最終的に、サーバーソフトウェア、ドライバーパッケージ、そして工場の現場にある機械の管理に使用されるWindowsベースのHMI(ヒューマンマシンインターフェース)ソフトウェアに665件の脆弱性が見つかりました。リオス氏とマコークル氏は、発見したバグの大半を「重大ではない」と評価していますが、そのうち約75件は犯罪者が産業システムに損害を与えるために悪用する可能性があると述べています。「私たちが特定した脆弱性のカテゴリーは一つではなく、あらゆるところに存在していました」とリオス氏は述べました。
「基本的に、時間をかけて仕組みを理解すれば、誰でもできます」とリオス氏は付け加えた。「あちこちにバグが見つかるようなものではありません。ただ、時間をかけて取り組めば、驚くほど素晴らしい結果が得られるのです。」
新たな圧力
ICS-CERTの責任者であるエドワーズ氏は、2009年の発足以来、同グループの作業量が爆発的に増加したことを認めた。「ICS-CERTを通じて調整・対応された脆弱性の数は600%増加しました」と彼は述べた。産業用制御システムの魅力により、より多くの研究者がこの分野に注目していると彼は述べた。
マコークル氏は、この状況は10年前、ハッカーがマイクロソフト製品を攻撃し始めたWindowsの状況を彷彿とさせると述べた。「産業ベンダーはセキュリティ対策において、基本的に10年遅れている。まるで90年代に逆戻りしているようだ」と同氏は述べた。
1990年代後半、研究者たちが初めてマイクロソフトに目を向けた時、同社は不意を突かれた。レドモンドと、同社のソフトウェアを攻撃するハッカーたちとの数年間にわたる対立を経て、マイクロソフトはようやくハッカーと協力する方法を見出しました。
研究者たちは、発見した問題が無視されることにうんざりし、Microsoftにパッチをリリースさせるために技術的な詳細を公開し始めました。産業システムでこのようなパターンが繰り返されるという考えは憂慮すべきものです。産業システムでは、セキュリティ上の欠陥が化学物質の流出や広範囲にわたる停電につながる可能性があり、パッチのスケジュール設定と適用に数ヶ月かかることもあります。
今週、ルイジ・アウリエマという研究者が、工業製品における4つの新たな脆弱性に関する詳細情報を公開し、ICS-CERTチームを混乱に陥れました。アウリエマは昨年、既に同様の情報を複数回公開していました。
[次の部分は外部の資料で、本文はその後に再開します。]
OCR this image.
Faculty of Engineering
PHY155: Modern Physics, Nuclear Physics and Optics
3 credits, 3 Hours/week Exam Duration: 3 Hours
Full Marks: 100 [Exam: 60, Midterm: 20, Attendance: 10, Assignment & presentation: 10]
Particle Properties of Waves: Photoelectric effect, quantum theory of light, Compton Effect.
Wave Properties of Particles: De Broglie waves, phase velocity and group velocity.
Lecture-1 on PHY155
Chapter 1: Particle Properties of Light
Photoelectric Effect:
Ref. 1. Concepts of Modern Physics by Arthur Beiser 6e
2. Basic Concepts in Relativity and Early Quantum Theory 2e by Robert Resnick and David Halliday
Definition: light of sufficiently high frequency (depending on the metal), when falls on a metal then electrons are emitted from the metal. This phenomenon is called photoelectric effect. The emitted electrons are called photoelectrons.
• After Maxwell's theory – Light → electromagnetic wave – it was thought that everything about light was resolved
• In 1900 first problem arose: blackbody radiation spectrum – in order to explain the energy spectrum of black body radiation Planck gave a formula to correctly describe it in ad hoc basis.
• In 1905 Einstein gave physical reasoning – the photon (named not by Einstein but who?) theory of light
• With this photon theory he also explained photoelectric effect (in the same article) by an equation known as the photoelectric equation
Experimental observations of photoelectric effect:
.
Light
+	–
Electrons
ミラノ在住の独立系研究者であるアウリエマは、技術的な詳細情報を公開することが、問題を解決する最も迅速な方法だと考えています。「この問題に注目を集めるには、完全な情報開示が最善の方法です」と、インスタントメッセージでのインタビューで彼は述べました。
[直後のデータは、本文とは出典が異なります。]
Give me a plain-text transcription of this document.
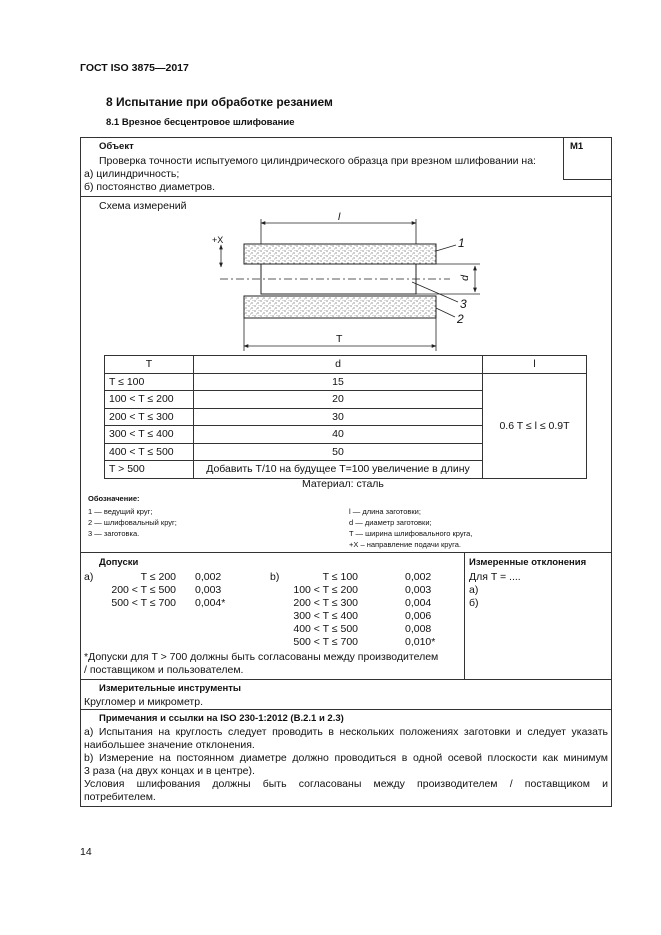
ГОСТ ISO 3875—2017
8 Испытание при обработке резанием
8.1 Врезное бесцентровое шлифование
Объект	M1
Проверка точности испытуемого цилиндрического образца при врезном шлифовании на:
а) цилиндричность;
б) постоянство диаметров.
Схема измерений
l
T
d
+X	1
2
3
T	d	l
T ≤ 100	15	0.6 T ≤ l ≤ 0.9T
100 < T ≤ 200	20	
200 < T ≤ 300	30	
300 < T ≤ 400	40	
400 < T ≤ 500	50	
T > 500	Добавить T/10 на будущее T=100 увеличение в длину	
Материал: сталь
Обозначение:
1 — ведущий круг;
2 — шлифовальный круг;
3 — заготовка.
l — длина заготовки;
d — диаметр заготовки;
T — ширина шлифовального круга,
+X – направление подачи круга.
Допуски
а)	b)
T ≤ 200 0,002
200 < T ≤ 500 0,003
500 < T ≤ 700 0,004*
T ≤ 100	0,002
100 < T ≤ 200	0,003
200 < T ≤ 300	0,004
300 < T ≤ 400	0,006
400 < T ≤ 500	0,008
500 < T ≤ 700	0,010*
*Допуски для T > 700 должны быть согласованы между производителем
/ поставщиком и пользователем.
Измеренные отклонения
Для T = ....
а)
б)
Измерительные инструменты
Кругломер и микрометр.
Примечания и ссылки на ISO 230-1:2012 (В.2.1 и 2.3)
а) Испытания на круглость следует проводить в нескольких положениях заготовки и следует указать
наибольшее значение отклонения.
b) Измерение на постоянном диаметре должно проводиться в одной осевой плоскости как минимум
3 раза (на двух концах и в центре).
Условия шлифования должны быть согласованы между производителем / поставщиком и
потребителем.
14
フィニステレ氏がCitecコードを公開した当時、制御システムセキュリティプログラムに勤務していた元INL職員の一人は、初期には問題があったと語る。「数年前、産業用制御システムの脆弱性がいくつか表面化した時点で、産業界はすでに『ハッカー』文化との困難な関係を経験していました」と、産業システムの脅威を調査するアイダホ州企業、クリティカル・インテリジェンスの共同創業者であるロバート・フーバー氏は語る。「当時、ベンダーはこうした脆弱性の暴露に全く備えていなかったのです」と、同氏は電子メールでのインタビューで語った。
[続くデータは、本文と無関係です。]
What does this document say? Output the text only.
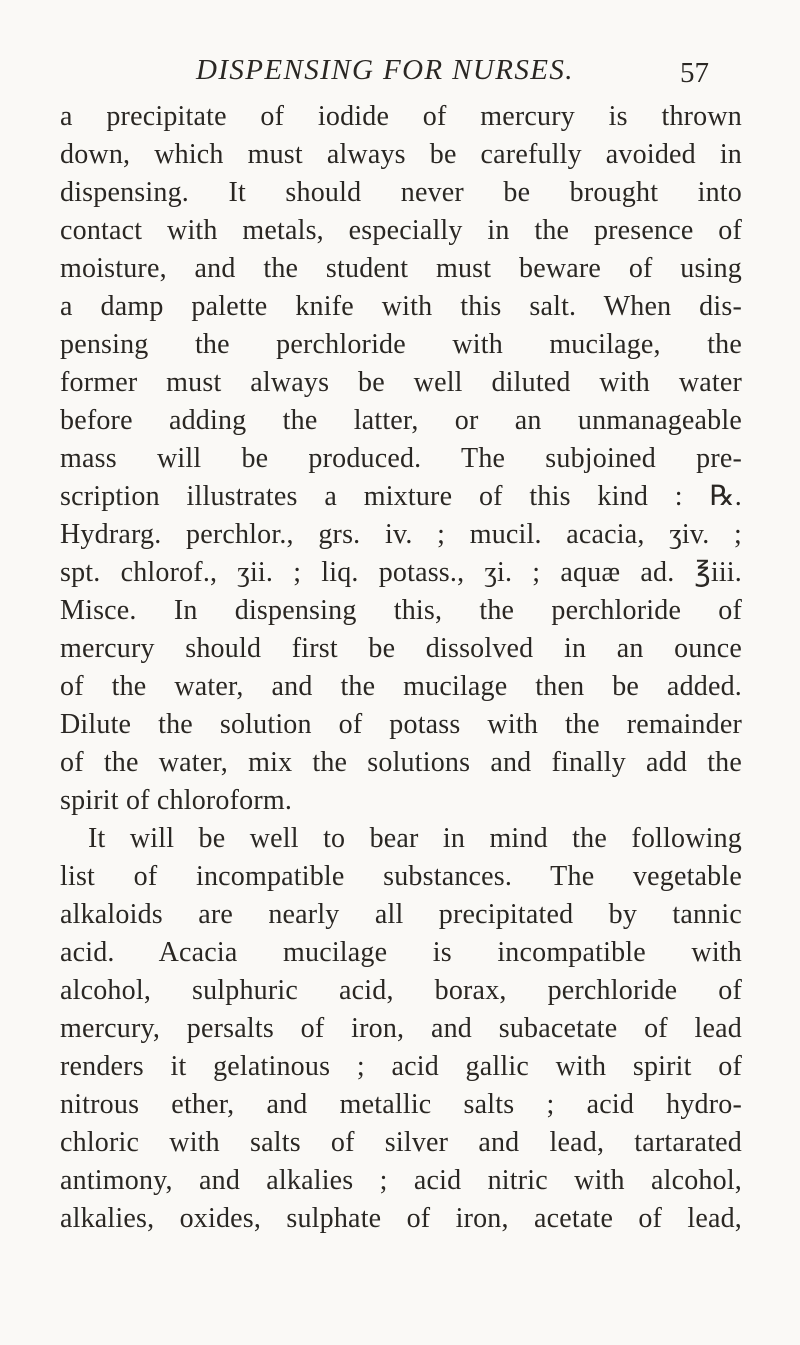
DISPENSING FOR NURSES.	57
a precipitate of iodide of mercury is thrown
down, which must always be carefully avoided in
dispensing. It should never be brought into
contact with metals, especially in the presence of
moisture, and the student must beware of using
a damp palette knife with this salt. When dis-
pensing the perchloride with mucilage, the
former must always be well diluted with water
before adding the latter, or an unmanageable
mass will be produced. The subjoined pre-
scription illustrates a mixture of this kind : ℞.
Hydrarg. perchlor., grs. iv. ; mucil. acacia, ʒiv. ;
spt. chlorof., ʒii. ; liq. potass., ʒi. ; aquæ ad. ℥iii.
Misce. In dispensing this, the perchloride of
mercury should first be dissolved in an ounce
of the water, and the mucilage then be added.
Dilute the solution of potass with the remainder
of the water, mix the solutions and finally add the
spirit of chloroform.
It will be well to bear in mind the following
list of incompatible substances. The vegetable
alkaloids are nearly all precipitated by tannic
acid. Acacia mucilage is incompatible with
alcohol, sulphuric acid, borax, perchloride of
mercury, persalts of iron, and subacetate of lead
renders it gelatinous ; acid gallic with spirit of
nitrous ether, and metallic salts ; acid hydro-
chloric with salts of silver and lead, tartarated
antimony, and alkalies ; acid nitric with alcohol,
alkalies, oxides, sulphate of iron, acetate of lead,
しかし、フーバー氏は状況は改善しつつあると考えている。「多くのセキュリティ研究者は、ベンダーと協力したり、仲介者を通して脆弱性を公開してきました」と彼は述べた。「とはいえ、その数と関心の高さゆえに、より多くの研究者が情報公開プロセスを踏まずに名を上げようとこの分野に参入し、結果として、調整されない脆弱性がさらに増える可能性があります。」
「時間が経てば分かるだろう」と彼は言った。